As Arlington Turner, chairman of the Jamaica Federation of Corrections, said candidly last February, "The fact of the matter is that these prisons, Tower Adult Street and St Catherine District prison, cannot be repaired anymore."

But despite the avalanche of evidence, the Jamaican Government, across administrations, has been reticent about, and neglectful of, preserving the rights of inmates and providing the atmosphere and resources for their rehabilitation. For the criticism of Jamaican custodial centres has been that they are little more than medieval holding pens in which society's discards are leashed till their sentences elapse. Thereafter, they are released as misfits, having developed neither the civic values nor skill sets to make them productive members of society.

Jamaica's recidivism rate hovers somewhere between 25 and 29 per cent, which does not account for ex-convicts who are not arrested or successfully prosecuted for reoffending. Our prison population, generally, has been given short shrift, having been exposed to the penal consequences of incarceration but without the hope of readaptation and reintegration. The result: a bunch of brigands, buccaneers and irredeemables.

 

Funding new prison

 

It is the compelling case for reform that Jamaica's maximum-security prisons represent that demands immediate corrective action. The Holness Government had turned up its nose at the PS25-million offer by then British Prime Minister David Cameron towards construction of a state-of-the-art prison facility at which deportees from Britain would also stay for a short period before transitioning into the wider society.

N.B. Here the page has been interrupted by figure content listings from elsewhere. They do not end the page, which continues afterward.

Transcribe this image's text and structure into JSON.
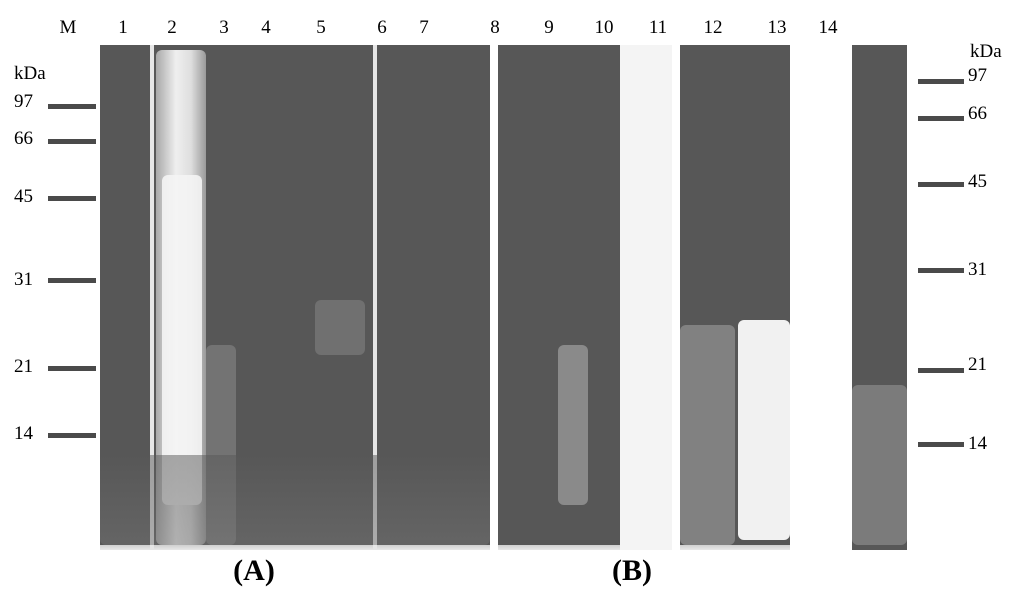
{
  "lanes_top": [
    "M",
    "1",
    "2",
    "3",
    "4",
    "5",
    "6",
    "7",
    "8",
    "9",
    "10",
    "11",
    "12",
    "13",
    "14"
  ],
  "markers_left": {
    "unit": "kDa",
    "values": [
      "97",
      "66",
      "45",
      "31",
      "21",
      "14"
    ]
  },
  "markers_right": {
    "unit": "kDa",
    "values": [
      "97",
      "66",
      "45",
      "31",
      "21",
      "14"
    ]
  },
  "panels": [
    "(A)",
    "(B)"
  ],
  "colors": {
    "gel_dark": "#575757",
    "gel_light": "#f2f2f2",
    "marker_band": "#4a4a4a"
  }
}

Perhaps Mr Cameron's pledge was impolitic, a charge that was seized upon by sector groups who were offended by the thought of the former slave owners again placing shackles on the black majority. That might be understandable.

But what is impatient of debate is that whatever the source of funding for a modern prison, twiddling thumbs and kicking the can down the road will only make the project all the more expensive and daunting.

With the Jamaican Government not awash with cash for this multibillion-dollar initiative, Prime Minister Holness might be prodded to take advantage of the only game in town: the Chinese.

Beijing has sought to expand its geopolitical footprint in Latin America and the Caribbean, and has become the primary benefactor of the Jamaican State for major infrastructure works. We suspect that in spite of the hue and cry that will come from critics about the creeping neo-colonial invasion by the Chinese, the Beijing ambassador to Kingston would be open to talks about building out an impressive correctional centre of which Jamaicans could be proud. Foreign Minister Kamina Johnson Smith might even now be penning the invitation for dinner.